Silverview

SILVERVIEW
John Le Carre
Penguin Random House

REVIEWED BY GEOFF ADAMS

John Le Carre died at the age of 89 after a fall at his home in Cornwall in south-west England in December 2020. In his youth he had a short spell working for British Intelligence, the Secret Service (MI5 and MI6). After his first novel Call for the Dead (1961) and leaving the Service, his third book The Spy Who Came in from the Cold and his trilogy led by; Tinker Tailor, Soldier Spy, Le Carre had attained international fame.

His son found this book (his father's 26th novel) after John's death. It pokes some scathing ridicule at the secret (but so important) lives and methods of Britain's men and women working for the Service.

There is undoubtedly an element of sneering at its methods and secrecy, yet also a strong feeling of the book being carefully planned as a deliberate and intricate labour of love. Le Carre not only invented the many characters but also designed an entire plot for them. It is based on the launching of a book shop and the occupants of the old house Silverview and their acquaintances. It seems some memories, happy or otherwise, about the Service might also have been useful to the author. Or is it all fiction?

The tale begins with us meeting Julian Lawndsley, a 33-year-old who has dropped out of his financial-trading career to open a small bookstore. He soon meets an interesting person at the shop: Edward Avon, a sly former intelligence field agent emotionally scarred by harrowing experiences during the Bosnian conflict. Avon portrays himself as a school friend of the bookseller’s deceased father, and becomes a supporter of the shop. He lives with his wife, a revered Middle Eastern analyst for the British intelligence services who is dying of cancer, in the fading mansion Silverview.

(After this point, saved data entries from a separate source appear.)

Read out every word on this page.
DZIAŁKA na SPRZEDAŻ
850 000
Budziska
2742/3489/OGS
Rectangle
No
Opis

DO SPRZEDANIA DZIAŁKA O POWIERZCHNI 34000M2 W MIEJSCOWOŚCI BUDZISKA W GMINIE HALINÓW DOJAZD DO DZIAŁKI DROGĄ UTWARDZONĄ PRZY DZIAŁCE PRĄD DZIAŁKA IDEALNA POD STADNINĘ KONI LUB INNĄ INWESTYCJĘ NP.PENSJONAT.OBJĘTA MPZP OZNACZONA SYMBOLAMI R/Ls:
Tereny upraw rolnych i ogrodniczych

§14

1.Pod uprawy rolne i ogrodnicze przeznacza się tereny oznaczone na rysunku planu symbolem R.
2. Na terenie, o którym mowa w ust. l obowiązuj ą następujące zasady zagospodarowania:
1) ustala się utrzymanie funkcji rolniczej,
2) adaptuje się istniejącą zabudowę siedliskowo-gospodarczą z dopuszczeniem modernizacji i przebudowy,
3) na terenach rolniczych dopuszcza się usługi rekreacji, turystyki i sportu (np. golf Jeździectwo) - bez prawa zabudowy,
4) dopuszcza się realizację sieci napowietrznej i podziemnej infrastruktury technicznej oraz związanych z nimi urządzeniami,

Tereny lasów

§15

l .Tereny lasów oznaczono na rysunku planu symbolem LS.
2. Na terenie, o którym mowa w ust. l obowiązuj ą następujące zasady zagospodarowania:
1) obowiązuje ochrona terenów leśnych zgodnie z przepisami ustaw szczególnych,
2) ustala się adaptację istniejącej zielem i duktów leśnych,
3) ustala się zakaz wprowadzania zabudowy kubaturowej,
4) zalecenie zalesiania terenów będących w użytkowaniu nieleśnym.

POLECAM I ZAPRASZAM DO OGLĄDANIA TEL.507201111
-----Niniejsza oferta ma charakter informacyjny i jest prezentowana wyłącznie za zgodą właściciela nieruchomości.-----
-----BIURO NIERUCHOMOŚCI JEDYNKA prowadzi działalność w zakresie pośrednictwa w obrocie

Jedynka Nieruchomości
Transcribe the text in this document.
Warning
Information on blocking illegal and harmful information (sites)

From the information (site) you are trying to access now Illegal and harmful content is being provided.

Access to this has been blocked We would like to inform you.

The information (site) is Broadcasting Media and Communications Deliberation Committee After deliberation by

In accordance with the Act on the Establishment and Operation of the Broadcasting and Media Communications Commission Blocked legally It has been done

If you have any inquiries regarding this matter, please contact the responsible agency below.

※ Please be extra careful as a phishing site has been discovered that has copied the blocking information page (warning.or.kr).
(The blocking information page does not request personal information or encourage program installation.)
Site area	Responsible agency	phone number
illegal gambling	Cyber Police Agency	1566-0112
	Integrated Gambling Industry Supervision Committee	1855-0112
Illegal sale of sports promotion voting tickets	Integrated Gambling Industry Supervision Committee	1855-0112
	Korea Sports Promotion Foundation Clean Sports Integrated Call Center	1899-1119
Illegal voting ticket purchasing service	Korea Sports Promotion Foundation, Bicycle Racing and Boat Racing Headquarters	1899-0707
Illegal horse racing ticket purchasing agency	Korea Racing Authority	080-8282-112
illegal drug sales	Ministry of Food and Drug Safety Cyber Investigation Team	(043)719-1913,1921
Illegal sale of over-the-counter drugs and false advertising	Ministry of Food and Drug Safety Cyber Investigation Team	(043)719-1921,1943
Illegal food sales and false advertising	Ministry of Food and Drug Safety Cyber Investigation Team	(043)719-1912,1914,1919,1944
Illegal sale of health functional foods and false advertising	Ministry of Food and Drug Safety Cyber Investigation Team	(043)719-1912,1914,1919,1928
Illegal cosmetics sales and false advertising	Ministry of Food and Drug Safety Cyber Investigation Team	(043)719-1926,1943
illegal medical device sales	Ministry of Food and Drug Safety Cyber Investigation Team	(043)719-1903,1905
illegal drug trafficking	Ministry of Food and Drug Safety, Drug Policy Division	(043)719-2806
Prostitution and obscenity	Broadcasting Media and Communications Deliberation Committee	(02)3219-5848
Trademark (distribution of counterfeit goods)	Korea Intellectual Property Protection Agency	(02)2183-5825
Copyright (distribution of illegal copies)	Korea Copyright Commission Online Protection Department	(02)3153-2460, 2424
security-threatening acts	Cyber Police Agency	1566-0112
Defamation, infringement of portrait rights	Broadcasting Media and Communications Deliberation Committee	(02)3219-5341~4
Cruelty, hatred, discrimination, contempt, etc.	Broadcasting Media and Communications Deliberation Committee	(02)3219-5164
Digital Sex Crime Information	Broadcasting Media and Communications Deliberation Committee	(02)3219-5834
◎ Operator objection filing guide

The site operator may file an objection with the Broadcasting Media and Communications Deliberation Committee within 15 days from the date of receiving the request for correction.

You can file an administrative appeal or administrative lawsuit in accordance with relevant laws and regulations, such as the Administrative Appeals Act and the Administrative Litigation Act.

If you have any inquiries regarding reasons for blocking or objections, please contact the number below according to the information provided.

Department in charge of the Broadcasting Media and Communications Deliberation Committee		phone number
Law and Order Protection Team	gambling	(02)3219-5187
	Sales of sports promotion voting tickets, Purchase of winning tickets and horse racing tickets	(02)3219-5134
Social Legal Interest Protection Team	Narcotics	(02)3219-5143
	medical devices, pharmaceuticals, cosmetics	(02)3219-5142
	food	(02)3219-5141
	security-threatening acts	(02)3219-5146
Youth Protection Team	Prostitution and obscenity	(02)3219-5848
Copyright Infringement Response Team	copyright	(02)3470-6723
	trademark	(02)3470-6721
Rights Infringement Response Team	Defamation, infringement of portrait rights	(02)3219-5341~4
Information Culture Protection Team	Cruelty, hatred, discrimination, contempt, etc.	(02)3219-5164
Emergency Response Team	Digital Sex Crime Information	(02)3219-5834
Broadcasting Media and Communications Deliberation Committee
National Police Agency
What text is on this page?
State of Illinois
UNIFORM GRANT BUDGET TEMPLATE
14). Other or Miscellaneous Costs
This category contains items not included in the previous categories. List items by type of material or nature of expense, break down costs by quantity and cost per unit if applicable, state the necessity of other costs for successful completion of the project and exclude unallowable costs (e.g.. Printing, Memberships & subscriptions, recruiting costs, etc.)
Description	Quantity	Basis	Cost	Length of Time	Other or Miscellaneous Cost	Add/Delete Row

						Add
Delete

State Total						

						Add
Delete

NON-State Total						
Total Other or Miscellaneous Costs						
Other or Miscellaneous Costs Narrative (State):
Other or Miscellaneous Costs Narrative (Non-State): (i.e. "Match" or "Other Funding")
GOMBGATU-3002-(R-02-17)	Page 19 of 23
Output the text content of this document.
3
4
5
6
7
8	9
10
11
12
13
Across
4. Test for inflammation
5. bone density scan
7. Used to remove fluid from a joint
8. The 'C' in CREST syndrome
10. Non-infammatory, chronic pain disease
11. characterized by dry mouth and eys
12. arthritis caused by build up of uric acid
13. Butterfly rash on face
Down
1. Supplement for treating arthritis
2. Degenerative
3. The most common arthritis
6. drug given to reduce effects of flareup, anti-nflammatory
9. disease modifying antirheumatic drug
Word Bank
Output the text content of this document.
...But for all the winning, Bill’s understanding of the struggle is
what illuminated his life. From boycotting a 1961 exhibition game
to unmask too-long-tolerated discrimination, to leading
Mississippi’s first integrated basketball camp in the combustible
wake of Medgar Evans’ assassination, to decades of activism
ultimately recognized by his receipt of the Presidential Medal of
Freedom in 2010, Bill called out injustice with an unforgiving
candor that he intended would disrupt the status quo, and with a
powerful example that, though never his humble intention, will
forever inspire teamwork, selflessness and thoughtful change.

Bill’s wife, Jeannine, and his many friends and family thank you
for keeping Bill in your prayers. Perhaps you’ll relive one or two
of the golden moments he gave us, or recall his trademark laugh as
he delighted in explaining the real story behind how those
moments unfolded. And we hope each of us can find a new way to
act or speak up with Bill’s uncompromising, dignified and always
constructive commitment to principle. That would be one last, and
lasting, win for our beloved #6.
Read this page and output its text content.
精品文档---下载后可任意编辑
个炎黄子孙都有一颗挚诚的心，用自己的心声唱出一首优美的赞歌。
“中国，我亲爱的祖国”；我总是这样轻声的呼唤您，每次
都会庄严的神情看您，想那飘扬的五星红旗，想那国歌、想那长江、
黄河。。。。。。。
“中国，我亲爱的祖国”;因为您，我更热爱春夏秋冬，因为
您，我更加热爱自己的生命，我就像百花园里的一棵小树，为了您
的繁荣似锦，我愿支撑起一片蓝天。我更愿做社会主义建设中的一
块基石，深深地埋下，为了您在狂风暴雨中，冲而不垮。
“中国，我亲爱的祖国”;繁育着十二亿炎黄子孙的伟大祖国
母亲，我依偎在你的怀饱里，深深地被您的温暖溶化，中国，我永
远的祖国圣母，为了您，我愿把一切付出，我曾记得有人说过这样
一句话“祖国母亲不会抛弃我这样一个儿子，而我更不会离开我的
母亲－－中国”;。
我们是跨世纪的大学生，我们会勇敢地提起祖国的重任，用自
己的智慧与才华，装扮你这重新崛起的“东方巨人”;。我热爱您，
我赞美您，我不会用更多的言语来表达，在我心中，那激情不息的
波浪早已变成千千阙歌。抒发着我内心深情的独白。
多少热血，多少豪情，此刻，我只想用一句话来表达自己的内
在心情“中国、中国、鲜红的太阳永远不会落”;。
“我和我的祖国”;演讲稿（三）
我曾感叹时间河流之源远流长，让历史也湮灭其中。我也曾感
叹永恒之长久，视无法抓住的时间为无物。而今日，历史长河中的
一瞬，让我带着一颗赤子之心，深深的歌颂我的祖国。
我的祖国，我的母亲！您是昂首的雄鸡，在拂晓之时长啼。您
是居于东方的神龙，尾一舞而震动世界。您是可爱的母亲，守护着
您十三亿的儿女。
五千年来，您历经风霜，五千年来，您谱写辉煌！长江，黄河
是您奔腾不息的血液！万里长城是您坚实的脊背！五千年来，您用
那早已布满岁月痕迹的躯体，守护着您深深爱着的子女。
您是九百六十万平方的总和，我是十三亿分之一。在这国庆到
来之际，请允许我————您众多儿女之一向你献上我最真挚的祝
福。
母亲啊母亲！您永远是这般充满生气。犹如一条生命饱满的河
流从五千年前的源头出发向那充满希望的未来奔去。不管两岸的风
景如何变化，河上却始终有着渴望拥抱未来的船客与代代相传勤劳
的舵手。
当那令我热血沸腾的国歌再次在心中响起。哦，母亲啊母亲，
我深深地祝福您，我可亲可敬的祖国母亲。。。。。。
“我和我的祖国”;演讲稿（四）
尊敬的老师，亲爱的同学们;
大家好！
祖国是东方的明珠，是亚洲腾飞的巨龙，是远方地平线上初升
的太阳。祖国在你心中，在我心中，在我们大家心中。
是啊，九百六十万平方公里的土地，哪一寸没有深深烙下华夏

Lawndsley is easily coaxed by Avon into delivering a secret message to a woman with whom Avon claimed to be having an affair. Two computers disappear from the bookshop and the book's plot certainly thickens as we meet many more characters.

An agent from the Service visits Silverview to see another two retired spies who were once the Service's “golden couple.” Preparing to leave he is is pulled aside by one of them: “We didn't do much to alter the course of  human history did we? ... As one spy to another, I reckon I'd be of more use running a boys' club.”

It seems like that is the author's strong comment too, in the long and complex plot of this final book that will delight his many fans.